Le 2 décembre 2003

Pour parvenir à réconcilier autant d’adolescents avec la lecture, il y a forcément une truc. Ou plutôt des trucs...
Pour parvenir à réconcilier autant d’adolescents avec la lecture, il y a forcément une truc. Ou plutôt des trucs...
La potion magique concoctée par J. K. Rowling se compose de différents ingrédients qui n’ont rien de nouveau mais qui, savamment distillés et pesés, aboutissent à une recette irrésistible. Il faut savoir que l’univers de Harry Potter est divisé en deux. D’un côté celui des sorciers, inaccessible au commun des mortels, de l’autre celui des "moldus", c’est-à-dire vous et moi. La règle d’or pour un sorcier est de ne rien dévoiler aux "moldus" de cet univers parallèle.
Evidemment, quand on vise le public des adolescents, il est préférable de parler... d’adolescents. Mais pas n’importe comment. Une amitié solide et inébranlable lie Harry à Hermione et Ron. Mais, au royaume des sorciers, il y a les bons et les méchants, les riches et les pauvres. Bien sûr, nos trois amis cumulent les "handicaps". Harry est orphelin, a été recueilli par son oncle et sa tante, les Dursley, qui le détestent et le martyrisent. Ron, lui, fait partie d’une famille pauvre de sept enfants. Ses parents ont la main sur le cœur, sont d’une totale intégrité et d’une générosité extrême. A tel point qu’Harry trouvera chez les Weasley une famille de substitution. Hermione a des parents "moldus". Comprenez par là qu’elle fait office d’erreur de casting au sein de la confrérie des sorciers et que l’accepter, c’est aussi accepter l’autre sans se soucier des apparences. Surtout qu’Hermione est une élève avide de connaissances, intelligente et brillante. Bien entendu, il s’agit de thèmes qui touchent directement les adolescents, exploités depuis longtemps en littérature. Le droit à la différence, la recherche de soi, la revanche du faible, l’exclusion et bien évidemment l’amitié, inexplicable et tellement personnelle... On joue tout sur la corde sensible. L’ensemble des personnages secondaires peut se décortiquer de la même façon. Hagrid, la brute au cœur d’or, Dumbledore, le directeur de Poudlard dont la confiance envers Harry n’est plus à démontrer, l’ensemble des professeurs...

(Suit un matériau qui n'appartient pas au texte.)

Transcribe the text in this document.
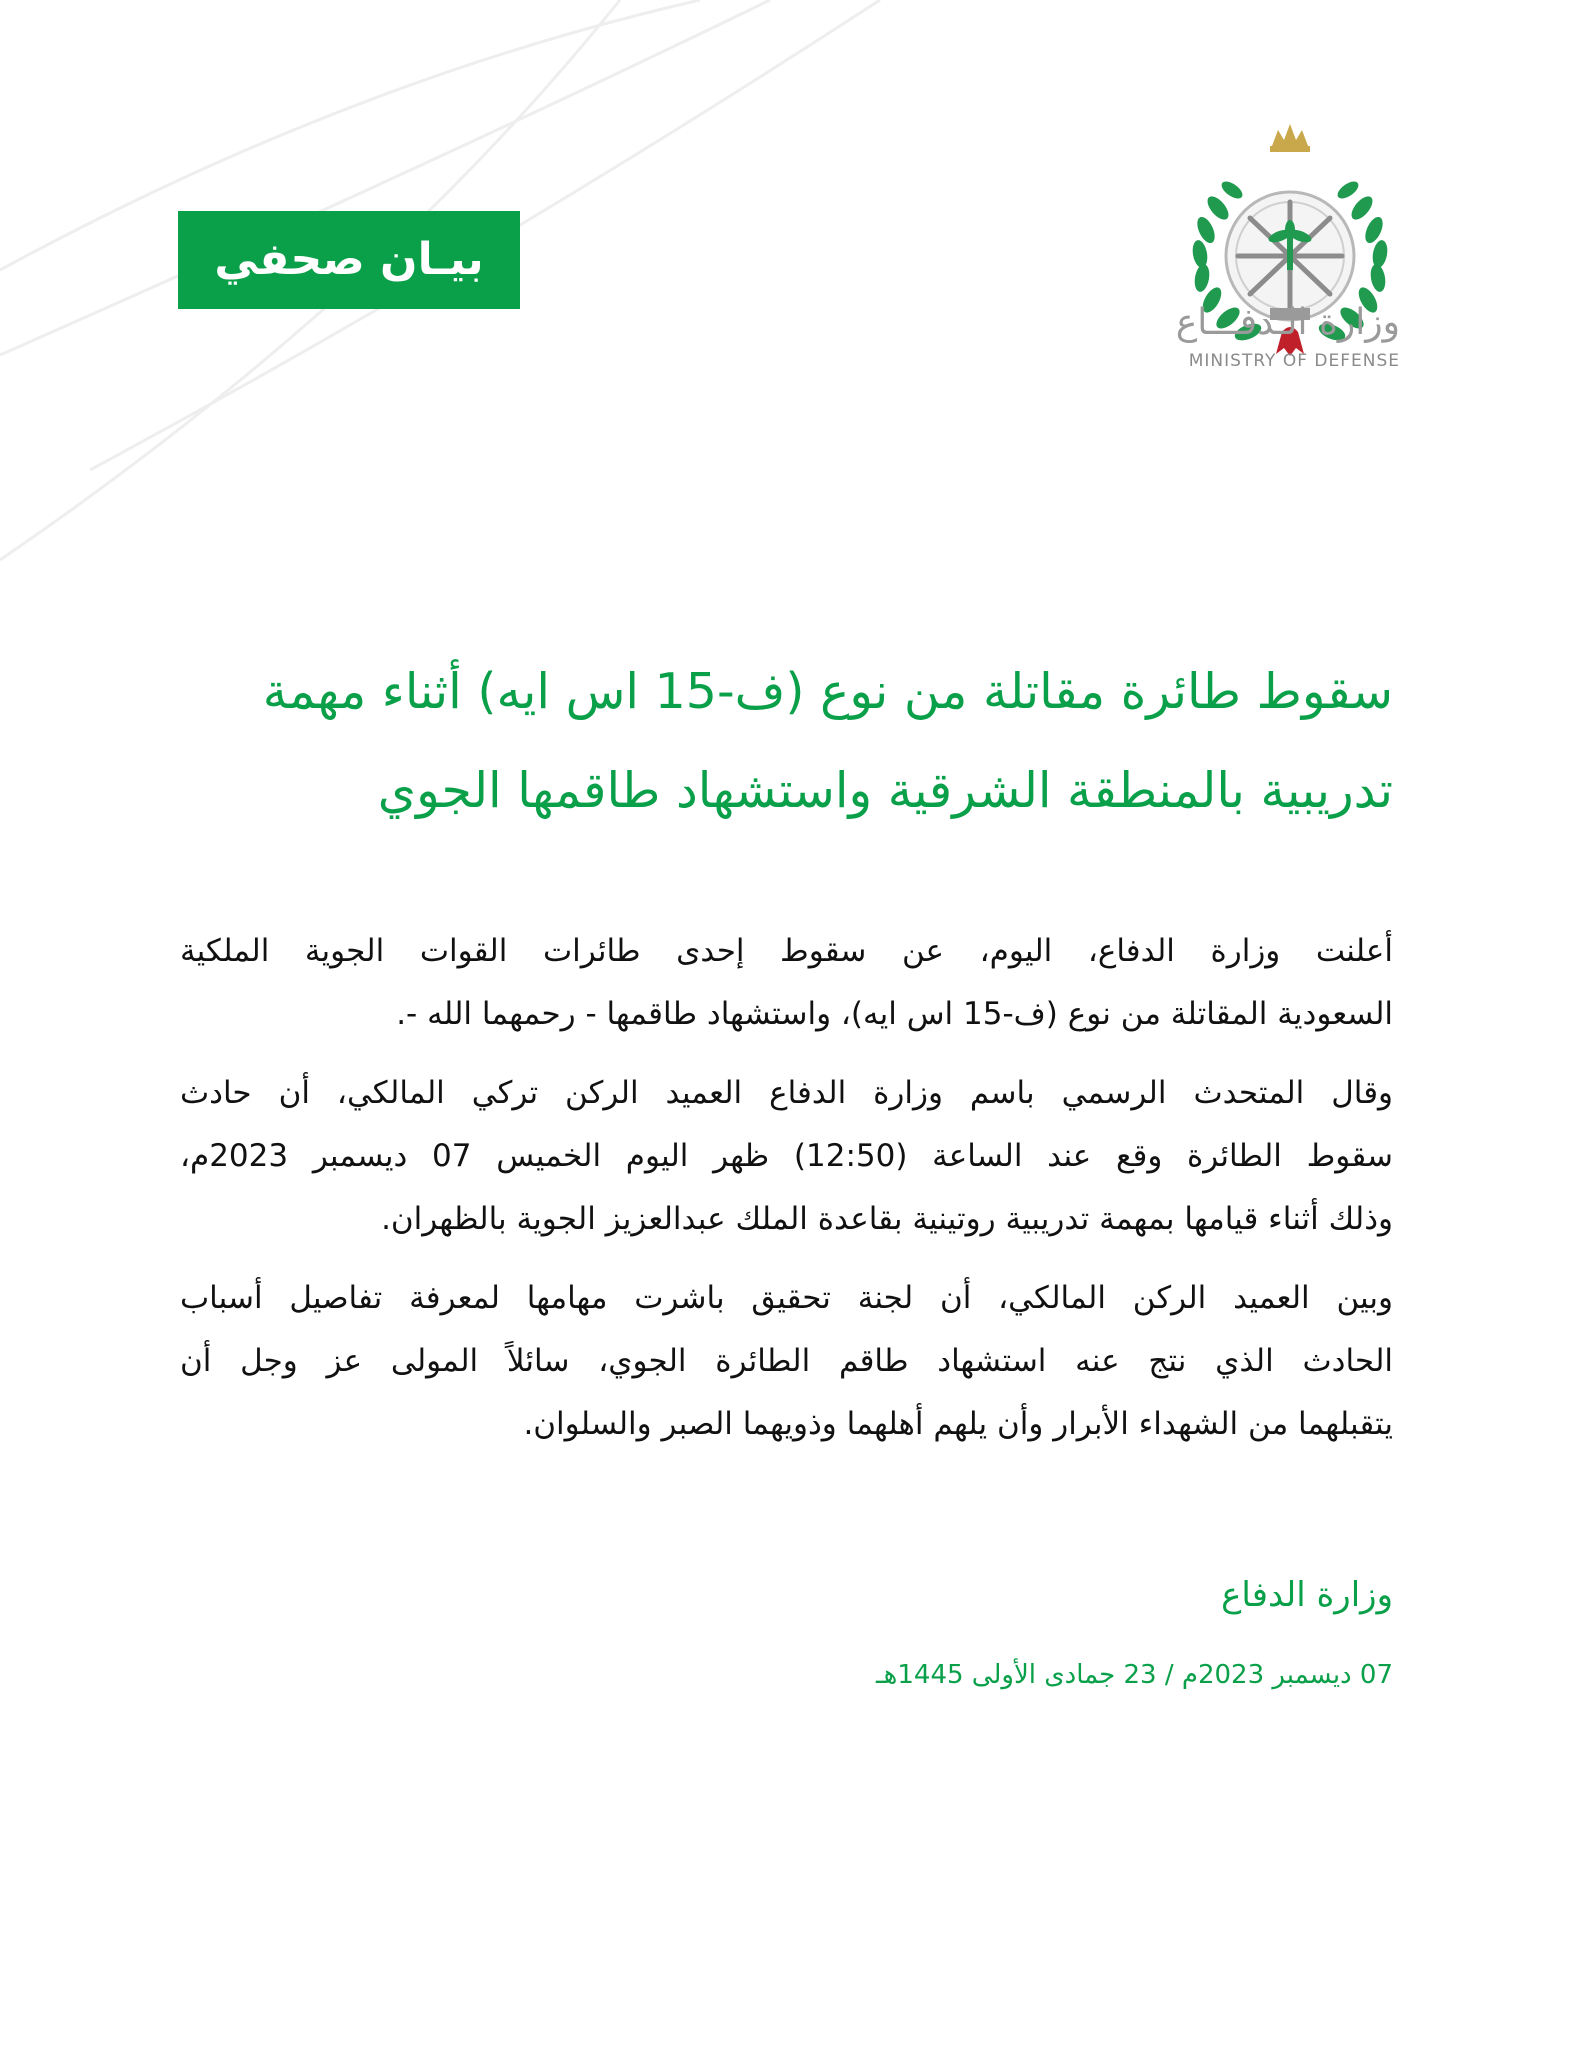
بيـان صحفي
وزارة الـدفـــاع
MINISTRY OF DEFENSE
سقوط طائرة مقاتلة من نوع (ف-15 اس ايه) أثناء مهمة
تدريبية بالمنطقة الشرقية واستشهاد طاقمها الجوي
أعلنت وزارة الدفاع، اليوم، عن سقوط إحدى طائرات القوات الجوية الملكية
السعودية المقاتلة من نوع (ف-15 اس ايه)، واستشهاد طاقمها - رحمهما الله -.
وقال المتحدث الرسمي باسم وزارة الدفاع العميد الركن تركي المالكي، أن حادث
سقوط الطائرة وقع عند الساعة (12:50) ظهر اليوم الخميس 07 ديسمبر 2023م،
وذلك أثناء قيامها بمهمة تدريبية روتينية بقاعدة الملك عبدالعزيز الجوية بالظهران.
وبين العميد الركن المالكي، أن لجنة تحقيق باشرت مهامها لمعرفة تفاصيل أسباب
الحادث الذي نتج عنه استشهاد طاقم الطائرة الجوي، سائلاً المولى عز وجل أن
يتقبلهما من الشهداء الأبرار وأن يلهم أهلهما وذويهما الصبر والسلوان.
وزارة الدفاع
07 ديسمبر 2023م / 23 جمادى الأولى 1445هـ
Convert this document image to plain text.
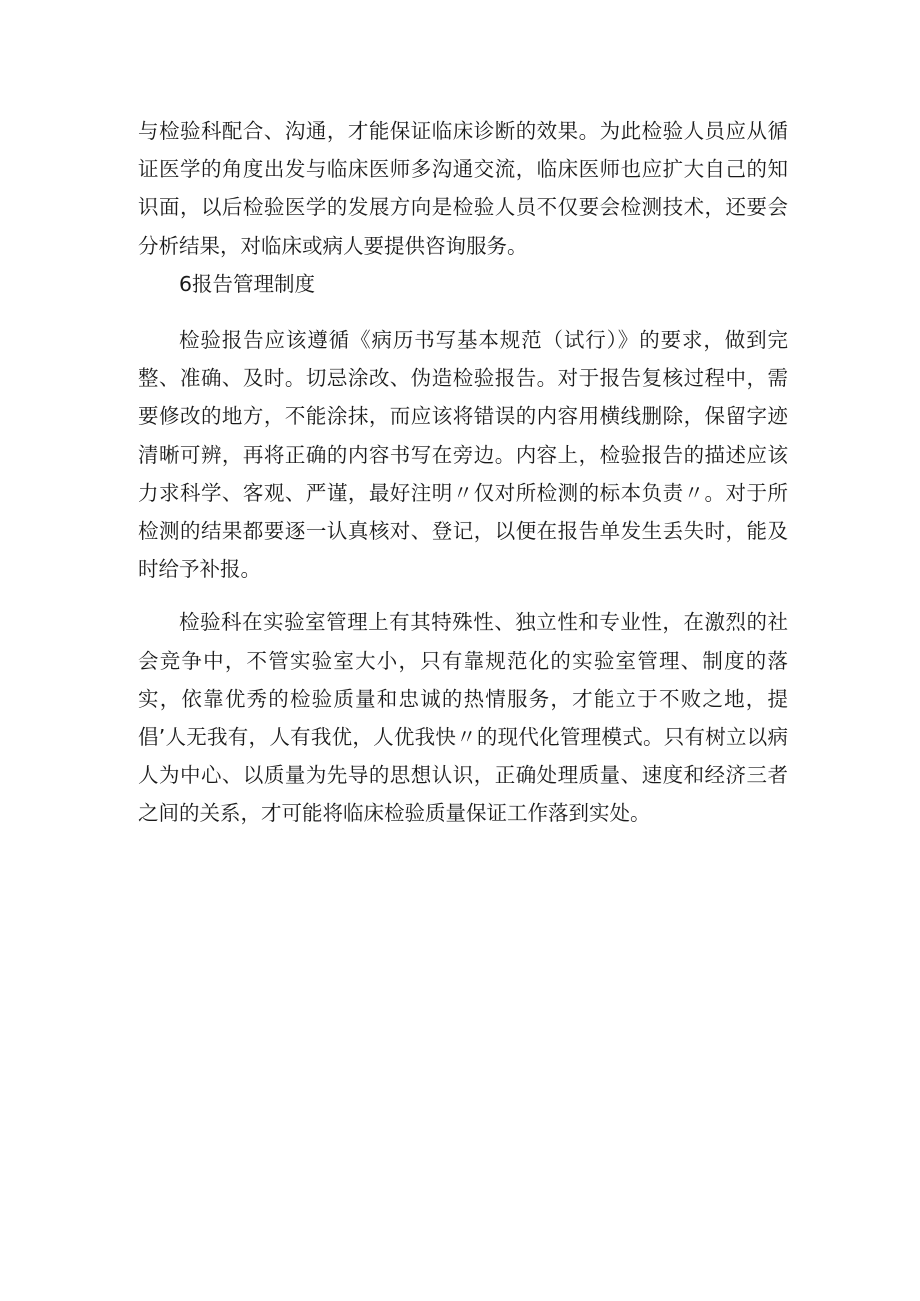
与检验科配合、沟通，才能保证临床诊断的效果。为此检验人员应从循证医学的角度出发与临床医师多沟通交流，临床医师也应扩大自己的知识面，以后检验医学的发展方向是检验人员不仅要会检测技术，还要会分析结果，对临床或病人要提供咨询服务。

6报告管理制度

检验报告应该遵循《病历书写基本规范（试行）》的要求，做到完整、准确、及时。切忌涂改、伪造检验报告。对于报告复核过程中，需要修改的地方，不能涂抹，而应该将错误的内容用横线删除，保留字迹清晰可辨，再将正确的内容书写在旁边。内容上，检验报告的描述应该力求科学、客观、严谨，最好注明〃仅对所检测的标本负责〃。对于所检测的结果都要逐一认真核对、登记，以便在报告单发生丢失时，能及时给予补报。

检验科在实验室管理上有其特殊性、独立性和专业性，在激烈的社会竞争中，不管实验室大小，只有靠规范化的实验室管理、制度的落实，依靠优秀的检验质量和忠诚的热情服务，才能立于不败之地，提倡’人无我有，人有我优，人优我快〃的现代化管理模式。只有树立以病人为中心、以质量为先导的思想认识，正确处理质量、速度和经济三者之间的关系，才可能将临床检验质量保证工作落到实处。
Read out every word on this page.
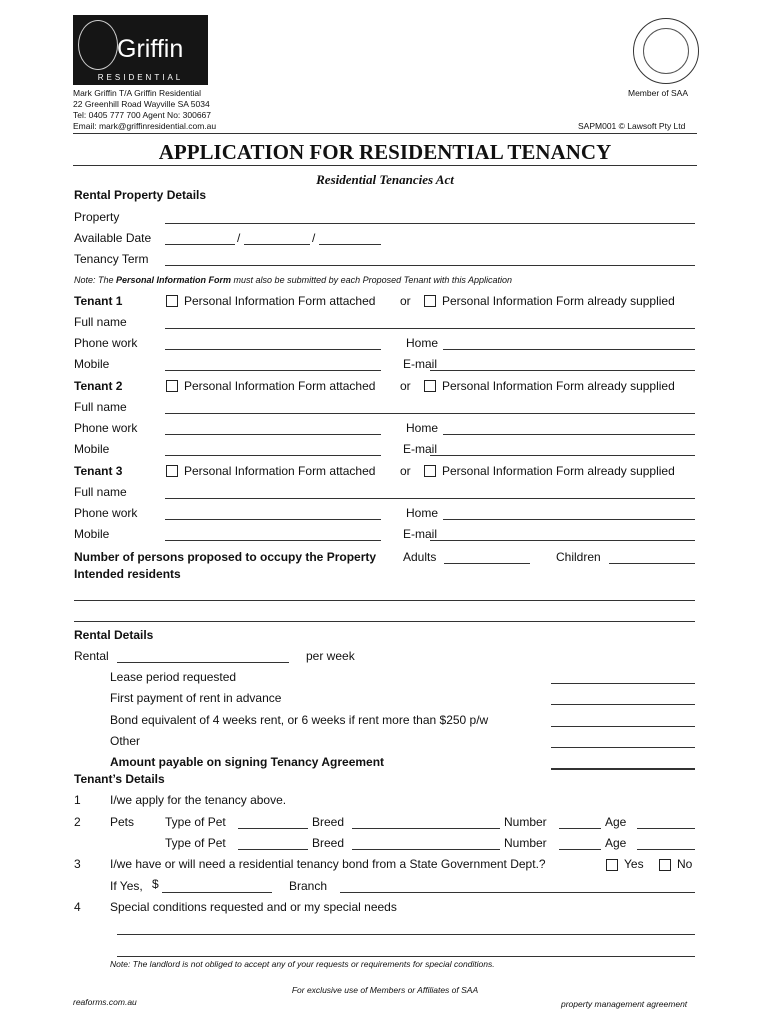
Griffin
RESIDENTIAL
Mark Griffin T/A Griffin Residential
22 Greenhill Road Wayville SA 5034
Tel: 0405 777 700 Agent No: 300667
Email: mark@griffinresidential.com.au
Member of SAA
SAPM001 © Lawsoft Pty Ltd
APPLICATION FOR RESIDENTIAL TENANCY
Residential Tenancies Act
Rental Property Details
Property
Available Date	/	/
Tenancy Term
Note: The Personal Information Form must also be submitted by each Proposed Tenant with this Application
Tenant 1	Personal Information Form attached or	Personal Information Form already supplied
Full name
Phone work	Home
Mobile	E-mail
Tenant 2	Personal Information Form attached or	Personal Information Form already supplied
Full name
Phone work	Home
Mobile	E-mail
Tenant 3	Personal Information Form attached or	Personal Information Form already supplied
Full name
Phone work	Home
Mobile	E-mail
Number of persons proposed to occupy the Property Adults	Children
Intended residents
Rental Details
Rental	per week
Lease period requested
First payment of rent in advance
Bond equivalent of 4 weeks rent, or 6 weeks if rent more than $250 p/w
Other
Amount payable on signing Tenancy Agreement
Tenant’s Details
1 I/we apply for the tenancy above.
2 Pets	Type of Pet	Breed	Number	Age
Type of Pet	Breed	Number	Age
3 I/we have or will need a residential tenancy bond from a State Government Dept.?	Yes	No
If Yes, $	Branch
4 Special conditions requested and or my special needs
Note: The landlord is not obliged to accept any of your requests or requirements for special conditions.
For exclusive use of Members or Affiliates of SAA
reaforms.com.au	property management agreement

Contre eux se dresse, au sein de l’école, Drago Malefoy, l’antithèse absolue des trois compères. Dès le départ il s’annonce comme l’ennemi juré de Harry et de ses amis. Arrogant et riche, issu d’une très ancienne lignée de sorciers, fils d’un adepte de la magie noire très influent au Ministère, il parle du "sang impur" des sorciers à l’ascendance "moldue". Son père est un farouche partisan de Voldemort, l’assassin des parents de Harry. Cet ennemi prêt à tout œuvre pour les forces du mal et a juré la perte de Harry. Ainsi, chaque épisode de la saga raconte, à la façon d’un roman policier aux rebondissements multiples, la tentative de Voldemort pour tuer Harry. Et, évidemment, comment Harry et ses amis déjouent ses pièges machiavéliques. Le suspense s’entretient car, à tout moment, un bon peut basculer du côté des méchants si la magie noire s’en mêle...
Ajoutez à cela un langage spécifique aux sorciers, un tas d’objets aux pouvoirs fantastiques (cape d’invisibilité, balai magique...), des fantômes en pagaille, des animaux étranges sortis de bestiaires d’un autre âge, un lieu gigantesque dont les pièces possèdent d’étranges pouvoirs (Poudlard), des cours de potion et de sorcellerie, un sport réservé aux sorciers (le Quidditch), et le tour est joué. Un univers magique, fascinant car inaccessible, que chaque lecteur a l’impression de pénétrer par effraction et souhaite rallier. Le rôle du lecteur selon J.K. Rowling. Bien entendu, l’art de la narration et du rebondissement participent tout autant à la réussite de cette saga prévue en sept tomes. Pour le moment, le soufflé n’est pas retombé. Et, au vu du succès annoncé du cinquième épisode, il y a fort à parier que la magie de l’écriture opère encore longtemps.